The IAAS was founded on the 15th of March, 1995 and Dr. Delathouwer, was elected as the first President. In 1996, IAAS was officially constituted.

In 1999, during a Nicoll Memorial Lecture, at the 3rd International Congress of Ambulatory Surgery in Venice, Italy, Dr. Claude Delathouwer observed: "How it is possible that the following 50 – 60 years no reports are available relating to ambulatory practice,……it seems that modern ambulatory surgery was reinvented approximately 30 years ago….", commenting on the lack of publications or presentations on Ambulatory surgery.

In the mean time he organised the 2nd European Congress (Brussels, 1993), 3rd European and 1st International Congress (Brussels, 1995).

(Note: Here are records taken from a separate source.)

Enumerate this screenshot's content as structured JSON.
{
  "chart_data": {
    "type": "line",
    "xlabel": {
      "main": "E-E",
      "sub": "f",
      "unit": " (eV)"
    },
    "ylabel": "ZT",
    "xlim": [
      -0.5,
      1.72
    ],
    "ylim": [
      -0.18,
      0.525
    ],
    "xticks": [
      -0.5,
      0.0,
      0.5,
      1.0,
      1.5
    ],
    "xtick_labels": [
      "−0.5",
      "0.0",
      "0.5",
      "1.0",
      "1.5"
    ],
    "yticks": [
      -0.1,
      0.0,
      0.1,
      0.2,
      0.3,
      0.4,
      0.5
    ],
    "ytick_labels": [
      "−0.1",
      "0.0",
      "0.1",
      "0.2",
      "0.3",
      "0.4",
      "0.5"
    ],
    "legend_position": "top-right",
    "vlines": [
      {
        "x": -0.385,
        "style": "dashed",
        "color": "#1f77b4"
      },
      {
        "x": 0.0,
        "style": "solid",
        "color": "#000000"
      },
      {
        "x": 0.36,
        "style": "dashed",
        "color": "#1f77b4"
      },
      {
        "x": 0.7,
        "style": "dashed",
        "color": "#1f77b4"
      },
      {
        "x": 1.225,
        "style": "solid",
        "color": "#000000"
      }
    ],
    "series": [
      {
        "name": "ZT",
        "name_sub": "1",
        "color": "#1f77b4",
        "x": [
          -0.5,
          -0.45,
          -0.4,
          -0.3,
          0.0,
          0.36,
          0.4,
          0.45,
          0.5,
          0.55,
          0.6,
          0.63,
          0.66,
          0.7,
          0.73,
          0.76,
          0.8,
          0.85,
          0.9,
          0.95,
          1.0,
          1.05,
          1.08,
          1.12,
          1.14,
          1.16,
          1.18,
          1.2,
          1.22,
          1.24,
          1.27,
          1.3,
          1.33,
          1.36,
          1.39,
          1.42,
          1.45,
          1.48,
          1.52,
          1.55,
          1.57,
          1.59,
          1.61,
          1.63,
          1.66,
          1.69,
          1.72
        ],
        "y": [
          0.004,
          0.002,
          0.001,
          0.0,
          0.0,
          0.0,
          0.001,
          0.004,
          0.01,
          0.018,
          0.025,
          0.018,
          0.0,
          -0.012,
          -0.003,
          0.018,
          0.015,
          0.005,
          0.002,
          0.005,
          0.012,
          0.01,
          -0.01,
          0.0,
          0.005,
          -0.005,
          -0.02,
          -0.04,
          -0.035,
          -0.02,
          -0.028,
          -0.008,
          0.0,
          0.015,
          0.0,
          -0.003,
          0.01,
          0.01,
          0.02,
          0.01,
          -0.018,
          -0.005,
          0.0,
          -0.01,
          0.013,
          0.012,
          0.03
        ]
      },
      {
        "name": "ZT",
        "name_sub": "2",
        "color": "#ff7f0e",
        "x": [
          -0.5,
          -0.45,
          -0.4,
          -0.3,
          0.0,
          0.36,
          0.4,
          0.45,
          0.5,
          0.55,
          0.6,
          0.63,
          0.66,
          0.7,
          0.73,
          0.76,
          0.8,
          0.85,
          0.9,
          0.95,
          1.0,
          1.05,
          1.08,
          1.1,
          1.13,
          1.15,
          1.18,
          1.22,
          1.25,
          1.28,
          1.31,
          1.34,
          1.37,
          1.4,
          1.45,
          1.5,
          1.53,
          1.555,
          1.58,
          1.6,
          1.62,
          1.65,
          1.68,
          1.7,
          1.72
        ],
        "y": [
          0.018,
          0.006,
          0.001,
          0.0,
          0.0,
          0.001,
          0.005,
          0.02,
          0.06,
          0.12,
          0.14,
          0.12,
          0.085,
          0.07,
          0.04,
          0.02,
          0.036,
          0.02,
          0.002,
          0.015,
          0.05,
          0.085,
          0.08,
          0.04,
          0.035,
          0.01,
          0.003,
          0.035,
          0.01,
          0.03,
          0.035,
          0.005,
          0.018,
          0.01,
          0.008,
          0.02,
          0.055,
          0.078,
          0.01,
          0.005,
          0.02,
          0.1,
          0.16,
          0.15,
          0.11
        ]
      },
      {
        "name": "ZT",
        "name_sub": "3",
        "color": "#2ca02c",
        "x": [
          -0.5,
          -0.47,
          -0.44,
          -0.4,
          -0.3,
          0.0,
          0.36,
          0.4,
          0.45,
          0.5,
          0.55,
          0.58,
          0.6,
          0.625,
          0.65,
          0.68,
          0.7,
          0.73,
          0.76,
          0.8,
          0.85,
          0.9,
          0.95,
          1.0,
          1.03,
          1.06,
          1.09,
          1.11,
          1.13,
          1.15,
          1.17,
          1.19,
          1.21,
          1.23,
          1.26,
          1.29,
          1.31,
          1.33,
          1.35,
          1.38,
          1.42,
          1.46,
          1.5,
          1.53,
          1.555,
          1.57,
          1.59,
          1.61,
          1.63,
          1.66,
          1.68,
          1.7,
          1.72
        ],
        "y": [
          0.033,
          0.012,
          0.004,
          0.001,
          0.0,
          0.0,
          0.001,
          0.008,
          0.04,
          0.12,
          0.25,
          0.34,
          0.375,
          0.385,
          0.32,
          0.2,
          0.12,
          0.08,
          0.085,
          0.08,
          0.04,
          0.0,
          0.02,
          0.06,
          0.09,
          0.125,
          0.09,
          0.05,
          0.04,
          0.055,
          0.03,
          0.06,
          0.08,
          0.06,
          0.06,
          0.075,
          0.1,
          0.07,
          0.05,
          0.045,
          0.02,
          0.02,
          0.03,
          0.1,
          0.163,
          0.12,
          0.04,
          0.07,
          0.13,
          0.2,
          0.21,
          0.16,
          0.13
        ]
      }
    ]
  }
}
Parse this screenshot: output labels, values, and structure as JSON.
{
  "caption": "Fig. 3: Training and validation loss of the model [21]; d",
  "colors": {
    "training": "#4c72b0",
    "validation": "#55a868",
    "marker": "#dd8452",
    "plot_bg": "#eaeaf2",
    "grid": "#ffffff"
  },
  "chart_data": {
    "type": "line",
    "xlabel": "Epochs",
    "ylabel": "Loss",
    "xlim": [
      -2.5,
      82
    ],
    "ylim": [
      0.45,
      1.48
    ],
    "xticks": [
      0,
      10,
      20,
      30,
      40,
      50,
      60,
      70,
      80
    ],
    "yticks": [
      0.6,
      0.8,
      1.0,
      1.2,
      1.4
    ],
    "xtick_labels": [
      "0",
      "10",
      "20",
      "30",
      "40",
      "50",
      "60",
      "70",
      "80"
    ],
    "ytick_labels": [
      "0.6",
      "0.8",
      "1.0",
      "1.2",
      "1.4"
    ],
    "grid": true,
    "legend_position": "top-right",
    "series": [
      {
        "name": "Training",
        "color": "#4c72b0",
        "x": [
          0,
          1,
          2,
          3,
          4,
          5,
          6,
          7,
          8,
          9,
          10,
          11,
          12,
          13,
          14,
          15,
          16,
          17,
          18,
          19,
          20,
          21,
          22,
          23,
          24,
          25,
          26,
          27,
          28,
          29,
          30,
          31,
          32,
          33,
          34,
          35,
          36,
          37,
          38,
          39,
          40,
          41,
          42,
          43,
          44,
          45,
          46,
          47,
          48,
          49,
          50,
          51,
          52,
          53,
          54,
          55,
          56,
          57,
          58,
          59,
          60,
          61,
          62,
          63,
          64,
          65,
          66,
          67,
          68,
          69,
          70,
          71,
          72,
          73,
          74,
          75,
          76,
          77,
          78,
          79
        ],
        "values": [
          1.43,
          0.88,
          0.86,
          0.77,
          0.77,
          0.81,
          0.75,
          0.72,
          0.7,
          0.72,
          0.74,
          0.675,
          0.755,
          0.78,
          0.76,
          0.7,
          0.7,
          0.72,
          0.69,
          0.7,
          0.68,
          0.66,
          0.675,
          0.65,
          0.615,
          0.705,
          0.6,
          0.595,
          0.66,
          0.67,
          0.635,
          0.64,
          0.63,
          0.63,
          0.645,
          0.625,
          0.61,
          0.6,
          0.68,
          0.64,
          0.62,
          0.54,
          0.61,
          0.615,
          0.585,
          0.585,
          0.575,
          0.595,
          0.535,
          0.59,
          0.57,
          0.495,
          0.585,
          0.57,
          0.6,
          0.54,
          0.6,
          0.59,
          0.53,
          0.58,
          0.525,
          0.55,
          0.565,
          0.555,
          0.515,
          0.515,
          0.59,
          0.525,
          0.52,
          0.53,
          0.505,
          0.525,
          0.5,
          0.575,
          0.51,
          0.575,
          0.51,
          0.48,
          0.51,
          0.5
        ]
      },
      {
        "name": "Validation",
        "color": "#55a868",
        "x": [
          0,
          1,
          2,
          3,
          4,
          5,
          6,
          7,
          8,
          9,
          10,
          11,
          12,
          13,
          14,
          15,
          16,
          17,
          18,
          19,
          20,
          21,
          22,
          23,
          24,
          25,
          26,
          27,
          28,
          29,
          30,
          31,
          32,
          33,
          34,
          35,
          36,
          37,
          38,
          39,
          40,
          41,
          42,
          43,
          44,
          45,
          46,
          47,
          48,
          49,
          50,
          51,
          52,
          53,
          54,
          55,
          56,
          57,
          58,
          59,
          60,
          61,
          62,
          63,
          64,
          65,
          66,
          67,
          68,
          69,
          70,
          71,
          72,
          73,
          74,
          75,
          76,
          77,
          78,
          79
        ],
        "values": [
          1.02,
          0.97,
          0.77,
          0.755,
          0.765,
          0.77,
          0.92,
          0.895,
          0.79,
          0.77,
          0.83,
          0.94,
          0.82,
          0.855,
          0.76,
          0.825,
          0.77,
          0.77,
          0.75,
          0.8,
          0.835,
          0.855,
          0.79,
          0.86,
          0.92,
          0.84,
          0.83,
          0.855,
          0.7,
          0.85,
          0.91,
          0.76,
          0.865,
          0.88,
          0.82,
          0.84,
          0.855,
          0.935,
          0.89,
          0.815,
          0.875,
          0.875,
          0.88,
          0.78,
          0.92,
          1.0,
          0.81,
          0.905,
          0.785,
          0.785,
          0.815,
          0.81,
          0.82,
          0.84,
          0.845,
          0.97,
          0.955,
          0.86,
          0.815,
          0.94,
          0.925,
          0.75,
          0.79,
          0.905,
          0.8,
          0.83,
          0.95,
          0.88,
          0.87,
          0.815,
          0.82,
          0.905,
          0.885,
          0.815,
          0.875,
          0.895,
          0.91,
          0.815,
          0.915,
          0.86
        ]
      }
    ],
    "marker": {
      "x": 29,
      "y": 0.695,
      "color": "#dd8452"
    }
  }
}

Belgian Congresses organised were: 2nd Belgian Congress, Brussels 1997, 3rd Belgian Congress, Brussels 1998, 4th Belgian Congress, Brussels 2000, 5th Belgian Congress, Leuven 2003, (Joint Congress with the Department of Anaesthesiology, University Hospitals, Catholic University of Leuven, International Winter Symposium on "Anaesthesia for Day Case Surgery".

From 2005 on, the B.A.A.S. vzw-asbl participates in the new structure of the Royal Belgian Society of Surgery (RBSS) and the Board decided to organise his own Congress every second year.

So the next Congresses were organised as follows:

6th Belgian Congress, 2005 Gent, 7th Belgian Congress, 2007 Neder-over-Heembeek, and 8th Belgian Congress, 2009 Neder-over-Heembeek.

In 2002, 2004, 2006 and 2008 the BAAS participated in the Belgian Surgical Week (BSW) , organised by the Royal Belgian Society of Surgery (RBSS), with a session, dedicated to the ambulatory concept.

Since the beginning the BAAS organised different surveys amongst the Ambulatory Surgery Centres in Belgium: one about "Patient’s satisfaction" (1998) and another about "Nurse’s satisfaction" (1999). A register of the existing Ambulatory Centres was published in 1998 and a new volume is foreseen in 2009.

Many things are changing in the acceptation of the ambulatory surgery concept. Government, hospitals, surgeons, anaesthetists, nursing staff and administrators are convinced that this concept is a good one. The hot topic on our last Congress (2009) was the shift to office based surgery. This means that more surgery will be done in outpatient setting and in these, we all will have to take up our responsibility to take care of the safety of our patient.